Along with gardening and produce, Beardsley Farms teaches food, cooking and gardening for all ages. They work in schools and offer older classes.
“We offer a variety of classes for all ages,” he said. “We host field trips with children, usually after school groups, or after school groups, or with summer camps. We have partnered with Ijmas to provide fun workshops for adults.
On December 5, they will hold a wreath section for adults, as well as a section on natural nutrition in January. They also plan to hold a snow day fundraising event in February, bringing together several restaurants for a soup competition. These events can be found on their event calendar.
“We also build independent community units, such as cooking rooms,” he said. “We guide Head Start preschool students through nutrition lessons. So we do different things.
Another educational program they started was Beardsley Bookworms. They offer their books at bookstores such as The Bottom to provide free books, recipes, and resources for students at Dougwood Primary and South Knox Elementary.
With these educational programs, the farm works to raise awareness of various causes and issues of justice, mostly related to malnutrition. Works with a number of black-owned businesses and organizations, food equity services and Indigenous rights organizations.
“We are expanding food security, so it is a matter of social justice for people to have fresh and healthy produce, so what we are doing is primarily doing it,” he said. But we try to buy locally and support the community and encourage people to vote and participate in the growing community.
With a high level of food supply, Heizenrot hopes the Berssley Farm will continue to serve the community as they become more self-reliant.
“My hope is that more and more community farms and places that we reach will have more energy and be used less by us, because they can provide food and produce food on their own,” he said. It is our goal to make people learn and apply these skills.
Rodina talks about expanding and covering the farm, especially in educational programs and where their products go.
Rodina: “We were thinking about expanding our curriculum recently. “So next year, we will continue to serve the community by providing additional school gardening programs at South Knox Primary, Dougwood Primary and then the Western Heights Boys and Girls Club.”
“We also look forward to changing some of our products in a way that is more meaningful and beneficial to our customers.
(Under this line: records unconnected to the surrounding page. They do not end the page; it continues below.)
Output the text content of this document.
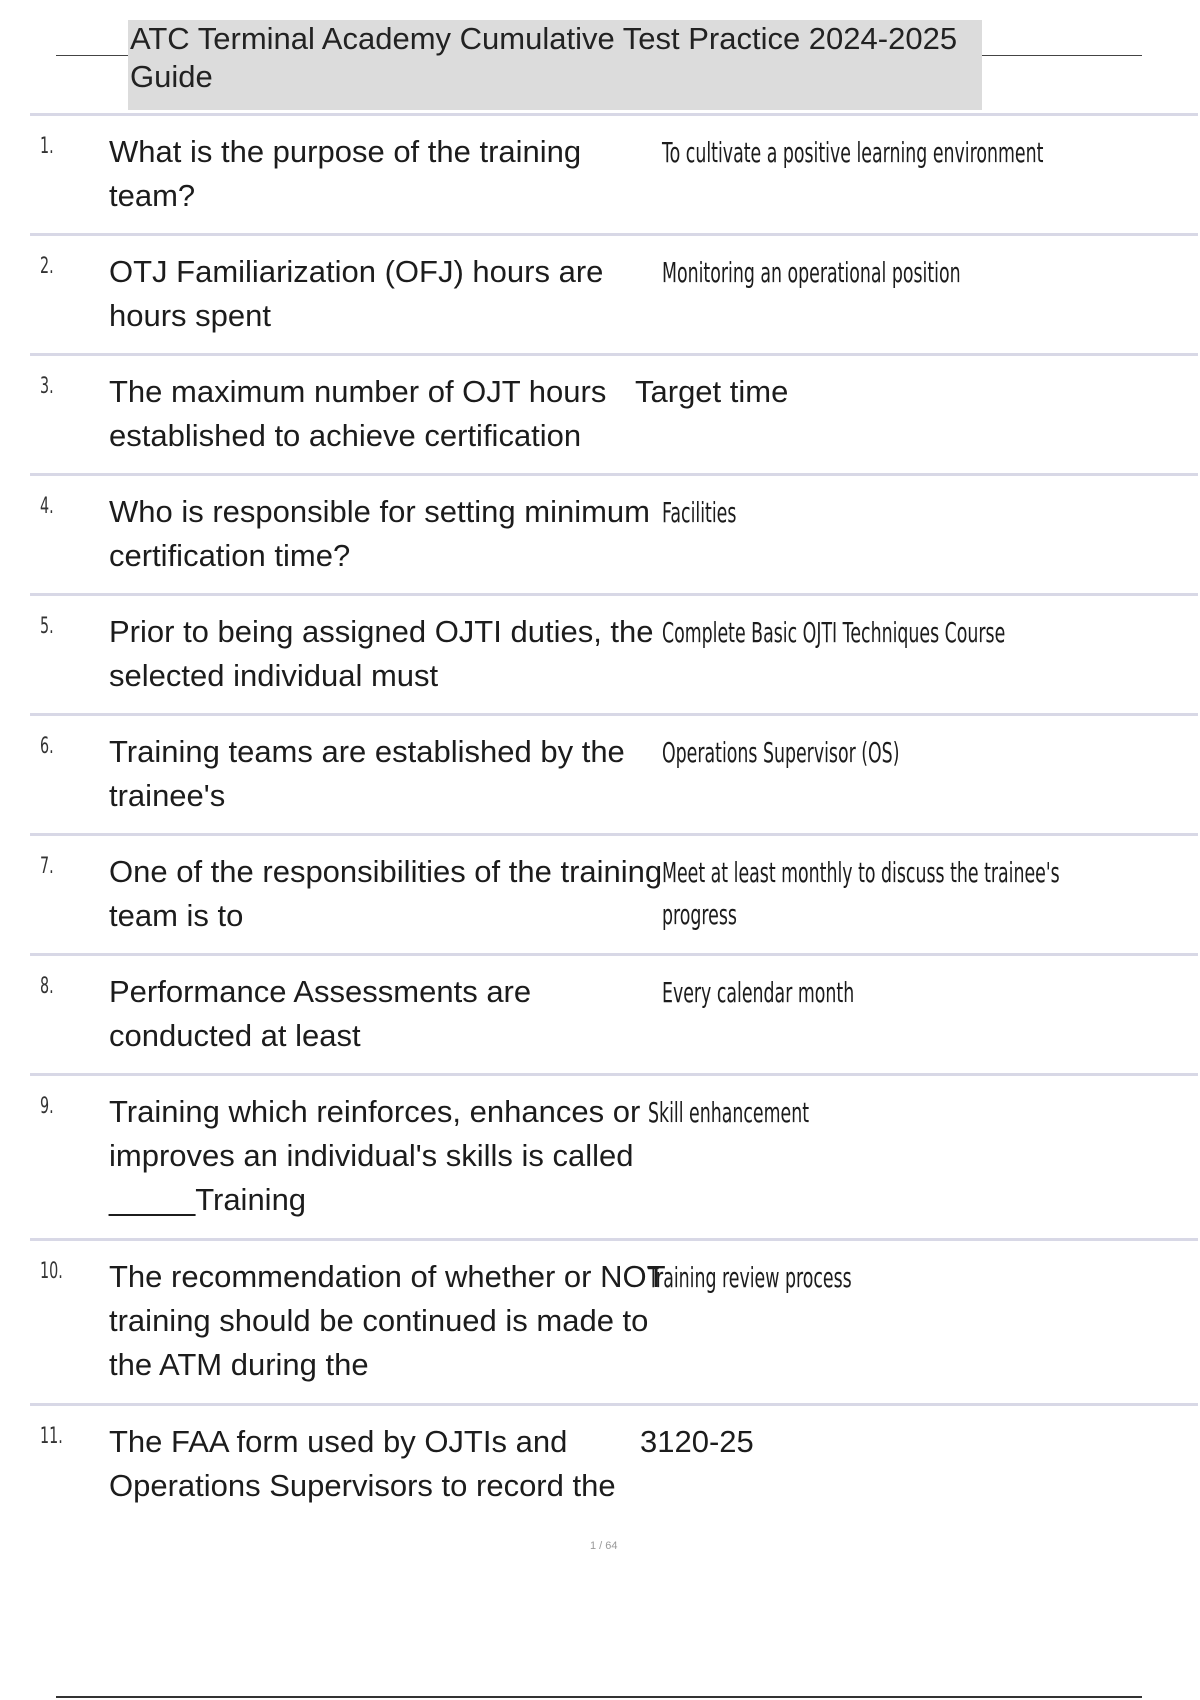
ATC Terminal Academy Cumulative Test Practice 2024-2025 Guide
1.	What is the purpose of the training team?
To cultivate a positive learning environment
2.	OTJ Familiarization (OFJ) hours are hours spent
Monitoring an operational position
3.	The maximum number of OJT hours established to achieve certification
Target time
4.	Who is responsible for setting minimum certification time?
Facilities
5.	Prior to being assigned OJTI duties, the selected individual must
Complete Basic OJTI Techniques Course
6.	Training teams are established by the trainee's
Operations Supervisor (OS)
7.	One of the responsibilities of the training team is to
Meet at least monthly to discuss the trainee's progress
8.	Performance Assessments are conducted at least
Every calendar month
9.	Training which reinforces, enhances or improves an individual's skills is called _____Training
Skill enhancement
10.	The recommendation of whether or NOT training should be continued is made to the ATM during the
Training review process
11.	The FAA form used by OJTIs and Operations Supervisors to record the
3120-25
1 / 64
So, as a whole, we offer a large product as a Western Heights Baptist Center… and this is a good model for what we can afford to do. But we were thinking more about enrolling individuals for stocks, creating a healthier lifestyle and working closely with customers and families to include more fresh produce in their diet, ”said Rodina.
Beardsley Community Farm continues to serve the community by providing Knoxville Community Gardening, Education and Awareness Resources. They have reached people from all over the city, and they continue to receive large amounts of volunteer assistance.
“I think our biggest impact is just to be a truly hospitable place for people to learn about gardening and cooking,” she said.